There have however been several very positive developments just in the last few weeks. The Department of Defense’s Defense Information Systems Agency (DISA), a key component in DoD’s cyber system, has requested help in defending against Department o State attacks, such as the Korean Virus attacks that occurred recently. The fact that DoD actually did pretty well during the July incident, and is still desirous of doing better is heartening, and the correct way to approach the problem. DISA is responsible for all the basic functioning of the military’s networks, and will be a major subordinate element of the new Cyber Command. Their outreach tells you that DoD is playing it smart.
Next came the request for information from the Department of Homeland Security. DHS still has the responsibility for defending the “.gov” domain. Put simply, this is the entire government, except for the military and intelligence organizations, which is an enormous responsibility.
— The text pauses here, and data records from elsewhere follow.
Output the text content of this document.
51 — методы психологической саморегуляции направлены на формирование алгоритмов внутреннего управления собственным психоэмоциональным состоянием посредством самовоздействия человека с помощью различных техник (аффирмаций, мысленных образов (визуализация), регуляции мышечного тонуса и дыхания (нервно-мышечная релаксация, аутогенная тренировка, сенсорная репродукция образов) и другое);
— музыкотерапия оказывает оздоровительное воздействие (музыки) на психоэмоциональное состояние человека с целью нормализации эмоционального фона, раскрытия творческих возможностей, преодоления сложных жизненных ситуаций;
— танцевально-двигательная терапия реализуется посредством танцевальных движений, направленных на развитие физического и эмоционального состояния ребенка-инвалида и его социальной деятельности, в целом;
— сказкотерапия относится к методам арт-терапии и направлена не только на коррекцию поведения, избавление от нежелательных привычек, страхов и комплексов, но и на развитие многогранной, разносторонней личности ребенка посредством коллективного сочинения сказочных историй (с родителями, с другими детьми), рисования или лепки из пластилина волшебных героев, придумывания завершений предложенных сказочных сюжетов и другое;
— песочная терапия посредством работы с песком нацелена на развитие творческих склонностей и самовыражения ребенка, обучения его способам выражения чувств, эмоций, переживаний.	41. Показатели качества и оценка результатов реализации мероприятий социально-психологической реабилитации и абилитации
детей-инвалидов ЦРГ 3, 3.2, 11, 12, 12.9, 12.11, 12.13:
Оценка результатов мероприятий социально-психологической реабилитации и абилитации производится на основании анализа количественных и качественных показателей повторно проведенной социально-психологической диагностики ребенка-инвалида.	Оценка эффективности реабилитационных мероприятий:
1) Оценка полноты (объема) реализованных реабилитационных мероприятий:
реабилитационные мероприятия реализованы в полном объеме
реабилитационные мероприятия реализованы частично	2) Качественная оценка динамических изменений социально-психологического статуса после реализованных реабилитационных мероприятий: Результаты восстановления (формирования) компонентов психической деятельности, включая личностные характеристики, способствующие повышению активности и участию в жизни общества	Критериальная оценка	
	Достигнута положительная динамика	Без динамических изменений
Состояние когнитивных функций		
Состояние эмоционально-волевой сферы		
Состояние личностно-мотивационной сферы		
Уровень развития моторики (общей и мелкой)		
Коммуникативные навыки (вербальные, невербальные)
Much has been said about DHS’s inability to tackle this mammoth task. Recently, they have asked for help in developing a system that will protect the “.gov” domain from end to end. This is more than just the next evolution of their “Einstein” program, but a try for a real comprehensive approach to defending the government’s networks. Until DHS is relieved of this responsibility, they are going to try and address it. They are doing the right thing.
Lastly, again form DoD, another request for information was released asking about the utility of “virtualization” or cloud computing as a vehicle to help secure the Defense community’s massive networks. Given that this is still a controversial technology in the minds of many, particularly with regard to security, DoD’s forward leaning stance is welcomed. We must think out of the box if we are ever to achieve a level of security that is acceptable, and then we must keep thinking that way.
If we stay “conservative”, we will fail, as the adversaries we face are anything but. They are willing to try a thousand times to achieve one successful penetration. We have to be just as agile and versatile if we are to stay ahead of them. This will require open mindedness on an unprecedented level. The Government must reach out to the private sector (well beyond the “normal” Federal integrators), and try everything that might work. This will have to be more than the “private/public partnerships” of the past. Before, that seemed to mean that the Government would solicit advice, and hold meetings with the experts from the private arena. The new outreach seems to be going beyond that. One hopes it continues and grows, or we will continue to be unacceptably vulnerable.